Efek dari Rasa Takut Yang Terpendam
Aku tanyakan hal itu kepada ibuku perihal deka atau dengkedet tadi. Menurut penjelasan sederhana ibuku, katanya gagap itu disebabkan oleh kenyataan bahwa mungkin ayahnya (biasanya ayah) sangat keras mendidik anaknya. Karena terlalu keras, sang anak hampir tidak pernah mendapat kesempatan untuk berbicara atau mengemukakan pendapat dan pikirannya. Maka sang anak itu hanya memendam semuanya dalam hatinya. Sedih sekali mendengarkan penjelasan singkat dan sederhana itu. Aku sendiri tidak berani menanyakan hal itu kepada ayahku sebab ayahku juga termasuk orang yang sangat keras di dalam mendidik kami anak-anaknya termasuk juga anak muridnya di sekolah.

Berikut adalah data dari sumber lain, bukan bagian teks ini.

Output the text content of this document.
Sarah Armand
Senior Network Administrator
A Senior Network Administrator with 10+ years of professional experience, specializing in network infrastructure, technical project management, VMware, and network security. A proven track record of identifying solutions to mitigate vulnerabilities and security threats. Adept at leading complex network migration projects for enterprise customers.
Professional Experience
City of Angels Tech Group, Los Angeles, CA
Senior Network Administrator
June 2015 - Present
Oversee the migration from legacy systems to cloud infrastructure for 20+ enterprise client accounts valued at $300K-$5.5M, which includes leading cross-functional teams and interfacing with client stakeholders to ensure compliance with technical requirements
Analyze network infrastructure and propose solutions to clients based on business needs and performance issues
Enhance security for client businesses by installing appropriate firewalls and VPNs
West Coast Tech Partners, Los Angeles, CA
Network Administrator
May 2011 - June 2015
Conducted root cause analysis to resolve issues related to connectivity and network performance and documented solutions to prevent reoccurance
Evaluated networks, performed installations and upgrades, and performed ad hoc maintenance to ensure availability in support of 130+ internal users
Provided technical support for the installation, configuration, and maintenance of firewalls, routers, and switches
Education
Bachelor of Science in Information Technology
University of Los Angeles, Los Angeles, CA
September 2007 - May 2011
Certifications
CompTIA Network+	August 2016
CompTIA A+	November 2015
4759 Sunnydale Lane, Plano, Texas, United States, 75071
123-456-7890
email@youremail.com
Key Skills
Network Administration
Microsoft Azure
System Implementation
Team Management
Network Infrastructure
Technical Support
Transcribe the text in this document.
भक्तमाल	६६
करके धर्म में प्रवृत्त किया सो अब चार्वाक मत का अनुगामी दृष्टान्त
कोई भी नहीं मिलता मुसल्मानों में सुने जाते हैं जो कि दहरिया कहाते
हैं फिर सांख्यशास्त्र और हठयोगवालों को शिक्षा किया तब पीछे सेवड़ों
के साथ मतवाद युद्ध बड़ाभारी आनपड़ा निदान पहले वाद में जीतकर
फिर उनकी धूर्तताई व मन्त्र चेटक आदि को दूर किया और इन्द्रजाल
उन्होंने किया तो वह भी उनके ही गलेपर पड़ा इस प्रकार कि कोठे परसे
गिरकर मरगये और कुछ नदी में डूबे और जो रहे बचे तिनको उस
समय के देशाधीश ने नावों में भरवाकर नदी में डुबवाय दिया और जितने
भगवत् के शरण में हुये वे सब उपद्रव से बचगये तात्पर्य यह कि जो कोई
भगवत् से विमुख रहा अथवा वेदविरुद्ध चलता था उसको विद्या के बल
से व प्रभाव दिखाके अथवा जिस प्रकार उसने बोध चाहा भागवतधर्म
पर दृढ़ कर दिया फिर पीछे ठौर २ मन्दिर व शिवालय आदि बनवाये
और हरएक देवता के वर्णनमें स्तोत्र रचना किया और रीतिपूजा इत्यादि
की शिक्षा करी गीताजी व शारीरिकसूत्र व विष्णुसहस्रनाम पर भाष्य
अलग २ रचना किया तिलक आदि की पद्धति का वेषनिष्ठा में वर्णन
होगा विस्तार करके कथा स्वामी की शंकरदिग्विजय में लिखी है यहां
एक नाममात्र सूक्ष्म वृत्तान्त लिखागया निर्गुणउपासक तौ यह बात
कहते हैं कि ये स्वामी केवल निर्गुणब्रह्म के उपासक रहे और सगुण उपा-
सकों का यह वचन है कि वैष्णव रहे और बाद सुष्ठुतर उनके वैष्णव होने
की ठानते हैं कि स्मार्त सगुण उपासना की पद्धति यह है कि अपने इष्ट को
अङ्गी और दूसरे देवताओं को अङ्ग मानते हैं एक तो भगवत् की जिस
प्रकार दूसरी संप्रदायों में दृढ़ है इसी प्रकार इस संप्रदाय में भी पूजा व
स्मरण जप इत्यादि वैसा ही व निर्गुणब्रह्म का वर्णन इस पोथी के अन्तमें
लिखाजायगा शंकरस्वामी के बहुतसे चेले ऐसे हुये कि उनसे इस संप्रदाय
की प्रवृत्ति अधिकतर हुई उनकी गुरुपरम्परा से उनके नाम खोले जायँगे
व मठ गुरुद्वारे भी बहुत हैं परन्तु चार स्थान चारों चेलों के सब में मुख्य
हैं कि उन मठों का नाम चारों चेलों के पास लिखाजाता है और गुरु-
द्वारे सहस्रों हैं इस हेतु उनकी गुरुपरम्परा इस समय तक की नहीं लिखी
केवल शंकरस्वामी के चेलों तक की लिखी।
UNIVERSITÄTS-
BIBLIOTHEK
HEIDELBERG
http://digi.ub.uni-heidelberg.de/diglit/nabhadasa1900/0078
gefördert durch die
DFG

Dengan pemahaman akan latar belakang seperti itu maka saya mencoba memahami sahabatku itu. Sebenarnya di dalam percakapan pribadi, di luar ruang kelas sahabatku ini sangat pandai berbicara dan ia adalah orang yang banyak omong. Sama sekali tidak tampak bahwa ia gagap. Jadi, dalam pembicaraan di antara orang-orang setara, seusia, dan di luar saat-saat formal di luar kelas misalnya, ia bisa berbicara sangat lancar. Tidak ada beban sama sekali yang menghimpit lidahnya. Kata-kata seperti mengalir bagaikan air sungai dari dalam mulutnya. Tetapi begitu di dalam kelas, di hadapan guru dan teman-teman lain, ia tergagap-gagap. Di luar kelas, ia nyerocos lancar bagai air mengalir di riam terjal.